A Polícia Federal realiza diligências e pretende encaminhar o material ao ministro Gilmar Mendes, relator do caso no Supremo. A corporação pediu autorização para abrir inquérito, mas a Procuradoria-Geral da República solicitou novas providências antes de decidir se apoia a investigação formal.
Gaspar nega ter estuprado uma adolescente que teria 13 anos à época e oferece o próprio material genético como resposta central. Sua defesa afirma que a comparação poderia “demonstrar cabalmente” sua inocência e pede que o procedimento seja encerrado caso não haja vínculo biológico nem apareçam outros elementos. “A defesa não pede que se acredite na palavra do peticionário. Pede algo bem mais exigente: que submeta a palavra do peticionário ao teste da ciência”, diz a manifestação.
A estratégia é objetiva, mas não encerra automaticamente toda a controvérsia: o DNA pode esclarecer a alegada paternidade da criança mencionada na denúncia, enquanto as demais acusações — incluindo uma suposta tentativa de comprar o silêncio da família — dependem de outras provas.

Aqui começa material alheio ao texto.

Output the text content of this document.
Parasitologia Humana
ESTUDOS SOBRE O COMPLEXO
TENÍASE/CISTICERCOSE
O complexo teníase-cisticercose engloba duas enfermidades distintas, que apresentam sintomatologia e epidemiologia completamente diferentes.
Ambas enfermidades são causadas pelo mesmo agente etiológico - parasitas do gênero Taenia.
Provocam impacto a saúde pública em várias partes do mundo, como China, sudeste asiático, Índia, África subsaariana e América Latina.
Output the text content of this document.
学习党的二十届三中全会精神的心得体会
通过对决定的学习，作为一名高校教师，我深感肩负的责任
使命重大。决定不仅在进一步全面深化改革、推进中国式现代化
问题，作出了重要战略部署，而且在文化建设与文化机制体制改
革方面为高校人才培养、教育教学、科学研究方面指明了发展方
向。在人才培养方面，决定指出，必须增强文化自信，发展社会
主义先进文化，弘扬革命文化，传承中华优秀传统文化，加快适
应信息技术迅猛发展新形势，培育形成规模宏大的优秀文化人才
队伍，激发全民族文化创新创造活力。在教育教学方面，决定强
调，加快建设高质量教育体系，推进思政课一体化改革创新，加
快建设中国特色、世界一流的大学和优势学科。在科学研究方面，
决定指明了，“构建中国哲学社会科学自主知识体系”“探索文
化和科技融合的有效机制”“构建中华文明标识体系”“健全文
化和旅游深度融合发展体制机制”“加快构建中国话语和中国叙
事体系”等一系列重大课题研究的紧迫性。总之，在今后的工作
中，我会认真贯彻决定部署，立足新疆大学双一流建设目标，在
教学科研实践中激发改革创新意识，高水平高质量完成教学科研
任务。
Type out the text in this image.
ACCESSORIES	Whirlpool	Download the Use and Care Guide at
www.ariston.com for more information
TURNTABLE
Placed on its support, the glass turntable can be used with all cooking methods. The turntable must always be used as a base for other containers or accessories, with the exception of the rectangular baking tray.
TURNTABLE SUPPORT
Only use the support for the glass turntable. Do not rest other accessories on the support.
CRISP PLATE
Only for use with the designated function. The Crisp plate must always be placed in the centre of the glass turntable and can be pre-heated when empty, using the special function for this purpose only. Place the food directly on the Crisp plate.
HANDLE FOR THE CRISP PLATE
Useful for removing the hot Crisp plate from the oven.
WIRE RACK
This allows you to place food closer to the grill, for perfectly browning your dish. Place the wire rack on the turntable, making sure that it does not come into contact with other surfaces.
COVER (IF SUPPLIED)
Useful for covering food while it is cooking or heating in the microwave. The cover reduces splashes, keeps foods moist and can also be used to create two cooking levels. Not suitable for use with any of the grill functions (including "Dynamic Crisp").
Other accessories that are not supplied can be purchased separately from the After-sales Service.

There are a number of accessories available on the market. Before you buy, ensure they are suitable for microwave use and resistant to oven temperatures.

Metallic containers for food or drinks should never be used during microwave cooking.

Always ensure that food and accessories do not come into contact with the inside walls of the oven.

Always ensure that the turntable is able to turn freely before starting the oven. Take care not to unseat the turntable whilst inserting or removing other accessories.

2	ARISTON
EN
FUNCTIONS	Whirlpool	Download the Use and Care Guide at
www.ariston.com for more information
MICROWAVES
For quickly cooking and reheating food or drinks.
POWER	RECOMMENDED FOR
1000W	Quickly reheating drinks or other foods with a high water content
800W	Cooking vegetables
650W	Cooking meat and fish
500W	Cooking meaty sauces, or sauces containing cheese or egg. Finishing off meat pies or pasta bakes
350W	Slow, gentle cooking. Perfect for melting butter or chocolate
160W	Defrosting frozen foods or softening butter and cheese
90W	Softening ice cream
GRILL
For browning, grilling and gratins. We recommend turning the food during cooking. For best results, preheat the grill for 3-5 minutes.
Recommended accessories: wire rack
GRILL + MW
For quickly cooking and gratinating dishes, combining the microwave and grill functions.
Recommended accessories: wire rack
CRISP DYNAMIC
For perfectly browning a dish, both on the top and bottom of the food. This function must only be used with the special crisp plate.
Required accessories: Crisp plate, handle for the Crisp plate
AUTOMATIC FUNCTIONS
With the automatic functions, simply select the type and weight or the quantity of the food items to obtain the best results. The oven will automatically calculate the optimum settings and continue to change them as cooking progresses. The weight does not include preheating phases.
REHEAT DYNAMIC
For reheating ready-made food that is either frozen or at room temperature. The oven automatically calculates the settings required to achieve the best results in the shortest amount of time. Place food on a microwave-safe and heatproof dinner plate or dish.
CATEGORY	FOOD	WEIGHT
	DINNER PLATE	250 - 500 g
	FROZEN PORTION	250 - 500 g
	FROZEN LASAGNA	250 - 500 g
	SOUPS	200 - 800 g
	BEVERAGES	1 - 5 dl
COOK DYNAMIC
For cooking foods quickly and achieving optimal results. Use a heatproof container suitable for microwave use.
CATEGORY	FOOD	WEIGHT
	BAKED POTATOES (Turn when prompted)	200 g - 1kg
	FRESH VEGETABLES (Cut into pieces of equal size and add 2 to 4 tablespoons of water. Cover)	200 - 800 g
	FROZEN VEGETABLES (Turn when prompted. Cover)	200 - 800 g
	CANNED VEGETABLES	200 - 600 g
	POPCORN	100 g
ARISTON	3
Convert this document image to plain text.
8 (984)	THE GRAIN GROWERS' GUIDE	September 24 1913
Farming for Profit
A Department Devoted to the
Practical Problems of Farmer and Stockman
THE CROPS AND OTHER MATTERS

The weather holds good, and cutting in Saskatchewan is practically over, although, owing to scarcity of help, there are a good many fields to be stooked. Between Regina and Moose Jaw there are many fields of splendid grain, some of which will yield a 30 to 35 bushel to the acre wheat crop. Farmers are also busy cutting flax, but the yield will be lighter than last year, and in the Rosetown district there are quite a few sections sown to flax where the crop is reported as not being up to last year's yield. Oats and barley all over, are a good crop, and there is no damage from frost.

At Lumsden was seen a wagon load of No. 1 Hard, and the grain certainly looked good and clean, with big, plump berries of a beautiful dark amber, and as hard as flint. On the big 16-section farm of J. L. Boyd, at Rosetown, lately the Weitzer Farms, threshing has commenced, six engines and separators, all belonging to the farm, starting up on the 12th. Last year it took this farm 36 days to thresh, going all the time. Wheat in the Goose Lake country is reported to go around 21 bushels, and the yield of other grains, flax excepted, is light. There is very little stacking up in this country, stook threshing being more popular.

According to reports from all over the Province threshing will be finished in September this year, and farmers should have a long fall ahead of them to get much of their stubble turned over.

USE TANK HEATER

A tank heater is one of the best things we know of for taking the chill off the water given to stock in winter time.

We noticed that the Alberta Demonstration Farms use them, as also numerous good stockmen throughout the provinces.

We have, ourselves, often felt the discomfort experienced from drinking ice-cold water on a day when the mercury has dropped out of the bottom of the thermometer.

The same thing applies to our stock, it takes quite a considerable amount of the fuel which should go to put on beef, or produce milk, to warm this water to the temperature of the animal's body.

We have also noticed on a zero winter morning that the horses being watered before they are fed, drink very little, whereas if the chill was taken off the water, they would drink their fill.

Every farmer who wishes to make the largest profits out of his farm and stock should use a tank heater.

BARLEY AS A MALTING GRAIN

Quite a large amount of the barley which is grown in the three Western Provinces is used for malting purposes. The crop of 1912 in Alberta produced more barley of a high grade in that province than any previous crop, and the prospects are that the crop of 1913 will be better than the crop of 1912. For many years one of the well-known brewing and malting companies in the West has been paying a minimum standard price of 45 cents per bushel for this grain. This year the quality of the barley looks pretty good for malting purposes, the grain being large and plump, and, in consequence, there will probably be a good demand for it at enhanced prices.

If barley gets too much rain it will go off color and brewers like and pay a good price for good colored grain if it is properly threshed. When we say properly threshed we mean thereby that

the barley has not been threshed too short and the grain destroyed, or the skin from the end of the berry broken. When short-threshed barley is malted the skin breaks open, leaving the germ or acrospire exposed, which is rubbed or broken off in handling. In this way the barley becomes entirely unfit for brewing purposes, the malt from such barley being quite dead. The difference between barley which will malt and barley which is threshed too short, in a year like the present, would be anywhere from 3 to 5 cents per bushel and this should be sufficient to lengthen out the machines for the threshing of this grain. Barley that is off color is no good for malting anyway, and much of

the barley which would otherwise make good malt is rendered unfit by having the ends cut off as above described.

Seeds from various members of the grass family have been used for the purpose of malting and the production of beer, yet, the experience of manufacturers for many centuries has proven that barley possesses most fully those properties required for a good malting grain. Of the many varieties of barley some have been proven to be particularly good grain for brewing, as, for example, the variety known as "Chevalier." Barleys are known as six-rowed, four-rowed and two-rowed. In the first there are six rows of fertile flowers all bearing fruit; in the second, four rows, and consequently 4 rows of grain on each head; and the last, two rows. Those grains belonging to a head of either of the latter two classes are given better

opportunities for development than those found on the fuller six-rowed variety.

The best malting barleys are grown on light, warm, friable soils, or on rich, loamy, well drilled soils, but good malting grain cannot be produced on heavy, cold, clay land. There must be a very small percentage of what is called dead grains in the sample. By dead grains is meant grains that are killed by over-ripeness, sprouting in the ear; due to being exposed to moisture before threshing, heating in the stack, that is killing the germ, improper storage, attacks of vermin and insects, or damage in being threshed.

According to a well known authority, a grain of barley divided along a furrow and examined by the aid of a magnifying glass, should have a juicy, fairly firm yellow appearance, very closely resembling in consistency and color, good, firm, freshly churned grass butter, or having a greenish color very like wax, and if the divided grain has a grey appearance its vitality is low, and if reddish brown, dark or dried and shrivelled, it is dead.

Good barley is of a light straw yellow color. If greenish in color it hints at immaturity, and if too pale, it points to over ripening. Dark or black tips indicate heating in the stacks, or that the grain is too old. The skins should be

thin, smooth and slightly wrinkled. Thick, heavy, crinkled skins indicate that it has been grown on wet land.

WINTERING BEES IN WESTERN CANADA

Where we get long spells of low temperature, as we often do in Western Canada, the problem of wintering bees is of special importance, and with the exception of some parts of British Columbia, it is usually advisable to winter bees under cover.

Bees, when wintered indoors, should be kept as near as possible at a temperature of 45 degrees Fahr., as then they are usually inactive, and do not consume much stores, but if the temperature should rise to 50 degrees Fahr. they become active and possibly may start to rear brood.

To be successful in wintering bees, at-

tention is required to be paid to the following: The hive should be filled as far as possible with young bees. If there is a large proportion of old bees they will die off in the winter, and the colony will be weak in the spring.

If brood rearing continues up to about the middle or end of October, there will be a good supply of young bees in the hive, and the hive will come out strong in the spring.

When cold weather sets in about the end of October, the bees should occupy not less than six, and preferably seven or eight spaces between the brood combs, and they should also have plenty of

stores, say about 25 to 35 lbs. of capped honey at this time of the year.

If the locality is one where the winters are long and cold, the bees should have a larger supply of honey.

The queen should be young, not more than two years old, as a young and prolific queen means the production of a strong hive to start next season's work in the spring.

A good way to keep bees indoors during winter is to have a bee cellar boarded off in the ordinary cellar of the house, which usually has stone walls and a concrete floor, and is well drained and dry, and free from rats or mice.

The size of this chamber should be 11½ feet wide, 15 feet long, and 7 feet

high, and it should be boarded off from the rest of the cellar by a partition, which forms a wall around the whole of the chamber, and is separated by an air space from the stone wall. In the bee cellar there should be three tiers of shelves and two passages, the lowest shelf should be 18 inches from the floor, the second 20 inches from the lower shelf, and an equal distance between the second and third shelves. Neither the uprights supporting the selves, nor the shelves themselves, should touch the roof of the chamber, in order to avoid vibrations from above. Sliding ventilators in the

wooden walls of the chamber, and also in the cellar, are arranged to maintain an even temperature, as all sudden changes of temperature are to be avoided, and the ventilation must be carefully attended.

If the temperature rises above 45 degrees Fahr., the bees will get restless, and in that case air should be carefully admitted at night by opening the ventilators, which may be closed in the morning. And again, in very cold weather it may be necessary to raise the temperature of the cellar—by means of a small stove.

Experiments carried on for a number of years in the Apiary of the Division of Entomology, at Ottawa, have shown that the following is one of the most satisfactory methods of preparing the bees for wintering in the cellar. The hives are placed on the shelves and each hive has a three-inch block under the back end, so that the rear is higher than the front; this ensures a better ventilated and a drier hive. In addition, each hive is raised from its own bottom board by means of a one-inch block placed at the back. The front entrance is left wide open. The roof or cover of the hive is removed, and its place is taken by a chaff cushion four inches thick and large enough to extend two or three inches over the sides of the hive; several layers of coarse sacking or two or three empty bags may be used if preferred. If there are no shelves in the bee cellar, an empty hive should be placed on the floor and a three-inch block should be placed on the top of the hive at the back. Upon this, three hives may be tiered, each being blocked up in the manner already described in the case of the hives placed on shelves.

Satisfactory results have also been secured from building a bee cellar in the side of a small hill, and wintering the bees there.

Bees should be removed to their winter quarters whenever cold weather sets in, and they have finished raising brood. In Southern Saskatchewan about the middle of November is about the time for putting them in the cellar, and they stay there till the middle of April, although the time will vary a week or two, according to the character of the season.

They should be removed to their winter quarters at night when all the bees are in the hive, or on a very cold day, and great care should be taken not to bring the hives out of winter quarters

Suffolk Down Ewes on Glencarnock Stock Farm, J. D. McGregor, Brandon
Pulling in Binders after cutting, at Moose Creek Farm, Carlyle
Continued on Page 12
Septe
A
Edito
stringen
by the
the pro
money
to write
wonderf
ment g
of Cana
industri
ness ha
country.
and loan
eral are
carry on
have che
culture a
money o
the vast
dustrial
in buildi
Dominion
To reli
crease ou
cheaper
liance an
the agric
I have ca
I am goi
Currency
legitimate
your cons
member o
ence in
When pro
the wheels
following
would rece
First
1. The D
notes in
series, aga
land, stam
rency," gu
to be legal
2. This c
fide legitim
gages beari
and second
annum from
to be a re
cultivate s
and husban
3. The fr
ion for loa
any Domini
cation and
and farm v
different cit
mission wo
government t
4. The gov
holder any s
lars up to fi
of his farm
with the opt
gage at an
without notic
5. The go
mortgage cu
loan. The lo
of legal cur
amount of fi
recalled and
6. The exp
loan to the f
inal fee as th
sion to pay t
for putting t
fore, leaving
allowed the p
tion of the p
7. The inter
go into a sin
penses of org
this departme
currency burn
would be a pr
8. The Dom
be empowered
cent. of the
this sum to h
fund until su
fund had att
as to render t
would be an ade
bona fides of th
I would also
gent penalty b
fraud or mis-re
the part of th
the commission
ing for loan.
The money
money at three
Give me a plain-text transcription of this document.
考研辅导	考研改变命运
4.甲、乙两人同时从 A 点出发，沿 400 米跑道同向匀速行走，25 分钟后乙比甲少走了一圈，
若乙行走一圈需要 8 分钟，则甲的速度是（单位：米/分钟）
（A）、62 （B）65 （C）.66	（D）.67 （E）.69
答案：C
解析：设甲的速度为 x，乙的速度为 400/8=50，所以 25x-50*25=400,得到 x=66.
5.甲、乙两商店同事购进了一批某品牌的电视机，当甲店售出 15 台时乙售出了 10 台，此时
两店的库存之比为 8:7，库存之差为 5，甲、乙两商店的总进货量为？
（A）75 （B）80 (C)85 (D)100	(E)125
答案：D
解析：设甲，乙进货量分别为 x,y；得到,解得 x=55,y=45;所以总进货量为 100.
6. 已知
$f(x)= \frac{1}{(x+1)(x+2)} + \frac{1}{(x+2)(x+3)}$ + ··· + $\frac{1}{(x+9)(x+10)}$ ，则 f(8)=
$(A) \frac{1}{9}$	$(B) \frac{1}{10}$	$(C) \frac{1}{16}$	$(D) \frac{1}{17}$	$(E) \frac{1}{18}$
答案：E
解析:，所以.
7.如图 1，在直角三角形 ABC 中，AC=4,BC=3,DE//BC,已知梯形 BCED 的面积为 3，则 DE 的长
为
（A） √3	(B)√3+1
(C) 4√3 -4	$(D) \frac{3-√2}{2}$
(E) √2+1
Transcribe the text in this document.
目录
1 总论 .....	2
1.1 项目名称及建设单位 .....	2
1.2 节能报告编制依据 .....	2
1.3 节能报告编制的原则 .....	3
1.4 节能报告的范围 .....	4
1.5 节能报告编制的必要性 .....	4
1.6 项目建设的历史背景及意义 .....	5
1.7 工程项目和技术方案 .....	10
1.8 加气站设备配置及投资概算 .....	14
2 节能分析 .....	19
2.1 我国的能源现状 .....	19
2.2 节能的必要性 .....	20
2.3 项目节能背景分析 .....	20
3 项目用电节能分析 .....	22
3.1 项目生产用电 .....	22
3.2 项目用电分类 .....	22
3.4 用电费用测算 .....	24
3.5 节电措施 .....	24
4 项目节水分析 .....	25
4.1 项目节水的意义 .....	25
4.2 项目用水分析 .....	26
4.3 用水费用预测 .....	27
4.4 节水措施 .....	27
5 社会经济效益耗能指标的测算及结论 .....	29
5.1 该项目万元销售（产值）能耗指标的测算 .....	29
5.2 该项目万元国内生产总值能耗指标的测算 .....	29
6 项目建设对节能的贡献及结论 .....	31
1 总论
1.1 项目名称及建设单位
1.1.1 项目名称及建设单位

Lindbergh Farias e Soraya Thronicke, autores da notícia-crime, afirmam ter encaminhado documentos e conversas às autoridades. Intimada a complementar as informações, Soraya classificou a medida como “um procedimento regular” e disse ter considerado seu dever enviar as denúncias para apuração, “sempre em respeito ao devido processo legal”.
Já Gaspar atribui o caso a uma ofensiva política ligada à sua atuação na CPMI do INSS. “É uma acusação criminosa. E como se rebate isso? Cientificamente”, declarou. A campanha de Flávio aposta na mesma linha e quer retirar a “espada” sobre o candidato, enquanto aliados reconhecem o risco de desgaste — sobretudo entre eleitoras.
No centro do confronto está o relógio: a defesa quer um teste em até 72 horas; PF, PGR e STF seguem o ritmo mais lento das diligências. Até lá, ciência, Justiça e campanha eleitoral continuarão misturadas.